The final part of the CO-DRIVEN project involves documenting and disseminating the lessons learned during the process.
“Bringing the voice of patients and community stakeholders to the research table, where there hasn’t been a seat in the past, drives me to build new relationships with our community,” Medeiros said. “With this project, we are building a bridge between the academic research resources of UMB and the lived experiences of our Southwest Baltimore neighbors. This partnership will be the foundation on which future research is co-developed, research that brings the voice of the community in from the beginning, not as an afterthought.”
SWP is made up of seven neighborhood associations and 13 equal partners that work together to build community in Baltimore. It includes residents, business owners, workers, visitors, church members, and partners in the neighborhoods of Barre Circle, Franklin Square, Hollins Market, Mount Clare, Pigtown, Poppleton, and Union Square. Among the partner institutions are UMB, the University of Maryland BioPark, and the University of Maryland Medical Center.
Elizabeth Weber, MSW, program director/deputy director for SWP and a University of Maryland School of Social Work graduate, was part of the team that put together the PCORI application. She is SWP’s project lead for CO-DRIVEN and says the project aligns well with SWP’s mission.
“Neighborhood leadership development and working to make sure that community members have opportunities to make decisions about their communities is central to the mission of the Southwest Partnership and its member neighborhood associations,” Weber said. “These trainings are a great opportunity for neighbors to work alongside researchers and understand ways in which health care research can be done better — and how community members can play a pivotal role in making that happen.”
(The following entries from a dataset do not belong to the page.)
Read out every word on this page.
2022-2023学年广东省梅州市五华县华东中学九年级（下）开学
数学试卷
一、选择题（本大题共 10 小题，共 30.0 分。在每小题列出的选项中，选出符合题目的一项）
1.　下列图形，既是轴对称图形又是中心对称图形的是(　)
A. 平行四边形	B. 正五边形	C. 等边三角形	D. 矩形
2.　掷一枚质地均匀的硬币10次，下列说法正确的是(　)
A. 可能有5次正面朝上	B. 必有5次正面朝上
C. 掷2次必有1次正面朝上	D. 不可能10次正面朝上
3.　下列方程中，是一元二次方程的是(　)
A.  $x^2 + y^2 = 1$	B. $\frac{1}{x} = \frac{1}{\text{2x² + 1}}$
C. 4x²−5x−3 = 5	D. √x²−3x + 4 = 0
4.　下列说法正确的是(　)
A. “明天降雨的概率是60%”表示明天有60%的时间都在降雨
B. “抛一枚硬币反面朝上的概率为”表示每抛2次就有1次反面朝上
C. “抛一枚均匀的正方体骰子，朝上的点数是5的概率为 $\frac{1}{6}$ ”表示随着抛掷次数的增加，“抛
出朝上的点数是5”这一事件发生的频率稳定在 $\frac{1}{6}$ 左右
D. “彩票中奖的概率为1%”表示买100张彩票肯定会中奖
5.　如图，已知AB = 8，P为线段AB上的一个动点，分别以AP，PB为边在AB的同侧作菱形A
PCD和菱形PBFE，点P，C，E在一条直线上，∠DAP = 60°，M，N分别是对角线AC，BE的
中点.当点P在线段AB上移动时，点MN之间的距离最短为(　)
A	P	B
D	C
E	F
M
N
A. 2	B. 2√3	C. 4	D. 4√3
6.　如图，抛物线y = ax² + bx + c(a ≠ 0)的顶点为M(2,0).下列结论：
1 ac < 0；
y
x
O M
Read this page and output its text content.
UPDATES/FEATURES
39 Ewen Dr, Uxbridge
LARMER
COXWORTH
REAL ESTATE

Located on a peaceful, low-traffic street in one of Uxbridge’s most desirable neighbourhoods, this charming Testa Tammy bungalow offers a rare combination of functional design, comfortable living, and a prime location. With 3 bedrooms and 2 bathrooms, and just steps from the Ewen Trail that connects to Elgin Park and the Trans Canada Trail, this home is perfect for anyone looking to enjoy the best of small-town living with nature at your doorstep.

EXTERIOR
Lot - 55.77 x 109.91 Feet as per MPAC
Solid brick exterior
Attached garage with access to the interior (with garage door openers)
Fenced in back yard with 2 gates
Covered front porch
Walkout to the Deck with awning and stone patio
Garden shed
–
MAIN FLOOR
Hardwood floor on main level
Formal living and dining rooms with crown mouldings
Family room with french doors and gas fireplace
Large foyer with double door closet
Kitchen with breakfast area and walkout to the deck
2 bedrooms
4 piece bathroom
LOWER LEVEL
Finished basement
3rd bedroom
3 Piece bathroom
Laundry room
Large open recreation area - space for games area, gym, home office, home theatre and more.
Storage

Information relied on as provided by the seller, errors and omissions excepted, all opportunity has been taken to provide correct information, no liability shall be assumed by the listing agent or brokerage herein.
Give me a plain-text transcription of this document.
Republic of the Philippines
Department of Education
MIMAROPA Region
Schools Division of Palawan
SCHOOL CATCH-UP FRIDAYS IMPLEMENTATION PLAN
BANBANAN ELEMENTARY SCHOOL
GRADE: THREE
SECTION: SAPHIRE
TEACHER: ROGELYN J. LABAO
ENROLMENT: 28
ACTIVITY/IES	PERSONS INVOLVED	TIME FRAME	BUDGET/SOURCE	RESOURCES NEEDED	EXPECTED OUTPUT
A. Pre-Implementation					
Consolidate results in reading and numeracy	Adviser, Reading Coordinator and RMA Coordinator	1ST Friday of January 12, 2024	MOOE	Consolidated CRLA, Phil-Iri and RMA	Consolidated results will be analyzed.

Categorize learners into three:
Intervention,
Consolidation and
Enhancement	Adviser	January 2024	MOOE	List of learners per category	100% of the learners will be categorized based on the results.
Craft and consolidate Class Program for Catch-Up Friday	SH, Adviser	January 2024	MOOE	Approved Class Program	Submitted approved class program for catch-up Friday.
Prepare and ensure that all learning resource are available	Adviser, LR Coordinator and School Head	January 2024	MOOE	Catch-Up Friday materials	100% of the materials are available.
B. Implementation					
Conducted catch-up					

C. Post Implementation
Mullins, meanwhile, called the PCORI award “transformative.”
“It builds upon a community-based organization’s interest in community-academic partnership and transforms the relations between the Southwest Partnership and UMB from one that focuses mainly on outreach and service to one that includes discussions about research,” he said.
“In a city where many residents are distrustful of research, it is more important than ever to have conversations about what research is and how it can benefit more people if the way research is conducted is more patient-centered. I am really proud of Michelle Medeiros and the Southwest Partnership for developing this new patient-centered outcomes research collaboration.”